O Globo
O que mais me impactava era a ausência do
antipático “você sabe com quem está falando?”, tão autoritário quanto trivial
no Brasil
A força da saudade dos descendentes nos leva
à Europa. Esse continente matriz de artes, letras, ciências e ideologias. De
maneiras de falar, comer, vestir, andar, pensar e — lembro com um lamento —
matar racionalmente em larga escala como dever patriótico em guerras.
Barbaridades lidas como uma arte, conforme essa Europa realizou ao longo do
aprendizado de muitos conflitos e de duas guerras mundiais.
Voltemos, todavia, ao roteiro sentimental, para lembrar que foi no continente europeu que se consolidou a oposição do “ir para a rua” ou “ficar em casa”, pois, nas suas esplendorosas urbes, descobriu-se que os elos sociais se abriam em relações primárias, íntimas e próximas, e secundárias. Nelas, surge um hóspede não convidado: o ser anônimo que, entre outros, Edgar Allan Poe capturou no conto William Wilson, em 1839, por meio de um personagem desconfiado de sua identidade, essa marca da convivência urbana. Esse estar fisicamente próximo, mas social e emocionalmente distante, quando compartilhamos cabines e poltronas de transporte público, cinema e teatro — ou comemos num restaurante, ao lado de ilustres desconhecidos.
Não deve ter sido por acaso que foi nas
grandes cidades europeias, especialmente em Paris, que o
anonimato aliou-se ao individualismo e, com ele, ao igualitarismo tocado a
ideologia e industrialização — essas dimensões essenciais da democracia e da
produção em massa de coisas iguais. Sobretudo de cidadãos, moradores de
cidades!
Foi numa Paris de 1968 que eu, repetindo a
experiência americana, fui viver a realidade dessa Europa. Desse universo de
ruínas, castelos, mansões, edifícios e casas, coalhado, porém, de jardins e
parques transbordantes de vegetação. Espaços verdes que tipificam esse mundo
europeu de interiores atapetados, e também de uma “natureza” claramente
simbolizada pelas florestas domesticadas, em que o desbravador-citadino explora
com segurança e encantamento essa transformação da natureza em mais um objeto
de consumo.
Agora, repeti a experiência de um estranho na
Europa, na Irlanda e
em Portugal, onde fomos rever, repito, entes queridos. Revimos como os parques
sinalizam um pacto de paz com a floresta, do mesmo modo que o zoológico realiza
com os animais, sobretudo os mais ferozes que, enjaulados, podem ser vistos por
todos nós. Foi nessa experiência nascida na Europa que aprendemos a conviver
com desconhecidos, aproximados a cada um de nós pelos códigos da cidadania.

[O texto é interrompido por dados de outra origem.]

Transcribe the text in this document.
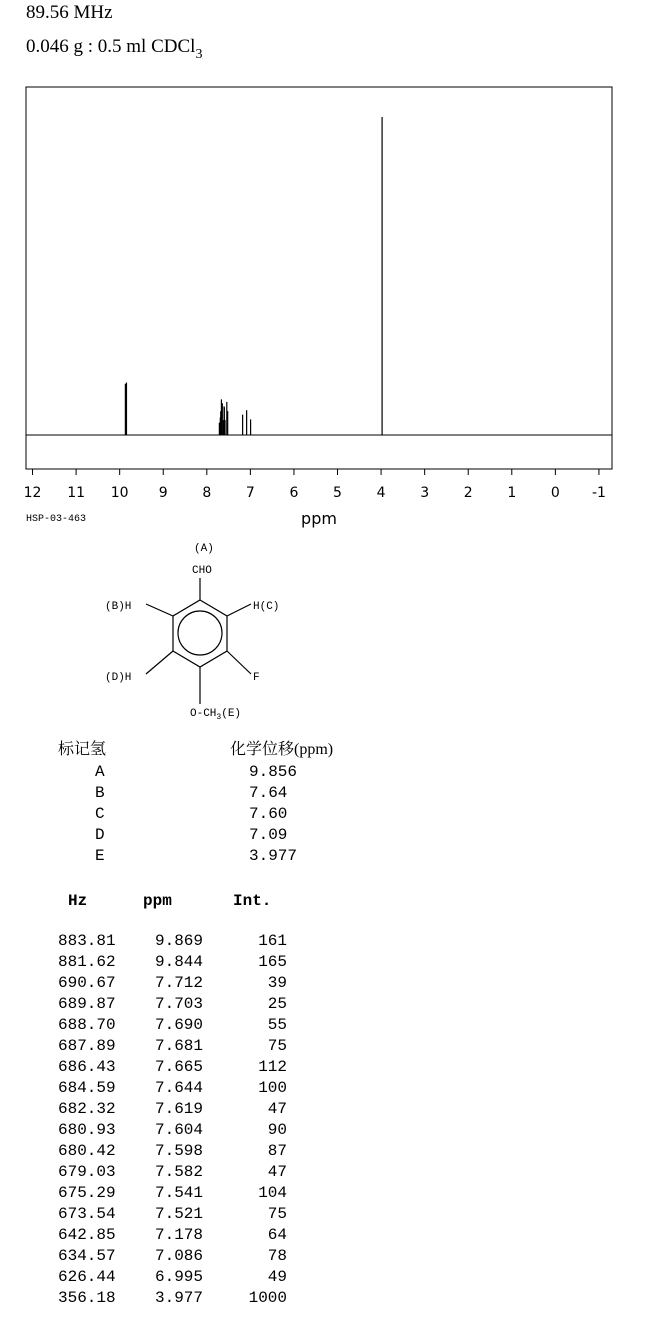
89.56 MHz
0.046 g : 0.5 ml CDCl$_3$
12 11 10 9 8 7 6 5 4 3 2 1 0 -1
ppm
HSP-03-463
(A)
CHO
(B)H	H(C)
(D)H	F
$O-CH_3(E)$
标记氢	化学位移(ppm)
A	9.856
B	7.64
C	7.60
D	7.09
E	3.977
Hz	ppm	Int.
883.81 9.869	161
881.62 9.844	165
690.67 7.712	39
689.87 7.703	25
688.70 7.690	55
687.89 7.681	75
686.43 7.665	112
684.59 7.644	100
682.32 7.619	47
680.93 7.604	90
680.42 7.598	87
679.03 7.582	47
675.29 7.541	104
673.54 7.521	75
642.85 7.178	64
634.57 7.086	78
626.44 6.995	49
356.18 3.977	1000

Essas regras que dispensam as particularidades domésticas e físicas que
hierarquizam, marcadas por senioridade, gênero, afeto e respeito — a poltrona
do papai, o feijão da Maria, o lugar de cada qual na mesa — ,para um espaço
aberto de ocupação e pertencimento momentâneo, de acordo com a norma do “quem
primeiro chega, primeiro é atendido” — regra modesta da fila e da democracia,
não como pomposo regime de governo, mas como estilo de vida que produz
bem-estar individual sem esquecer a solidariedade devida ao outro, lido como
igual em direito a usar esses mesmos espaços.
Em 1968, tomei um banho de Europa. Participei
de um Congresso de Americanistas (gente que estuda, admira e respeita costumes
dos indígenas das Américas) na Alemanha, passando por Paris, Londres e Oxford.
Vivi esses códigos igualitários que tratam e cuidam do outro no mundo público
como alternado, não como superior ou inferior. O que mais me impactava era a
ausência exemplar do antipático “você sabe com quem está falando?”, tão
autoritário quanto trivial no Brasil.
Em todo lugar, testemunhei gente usando as
roupas clássicas que também vestiam meu avô, tios e pai quando virei adulto
independente. Roupas europeias que, apesar do calor tropical, definiam
elegância e bom gosto. Essa foi a imagem de uma Europa dos anos 70 e 80.
Hoje, porém, eu, em Dublin, me confrontei
abismado com bandos de homens e mulheres, bem como tribos de jovens, trajando
vestes de academia de ginástica e calçados de tênis enormes. Será que estou no
mesmo continente? Sim e não, porque, em Lisboa,
viva, vejo gente que calça sapatos!
Um comentário:
Muito bom! Não conheço a Europa, mas o colunista descreve muito bem o que tanto vimos em fotos/filmes dos parques e das praças nas suas cidades:
"uma 'natureza' claramente simbolizada pelas florestas domesticadas, em que o desbravador-citadino explora com segurança e encantamento essa transformação da Natureza em mais um objeto de consumo."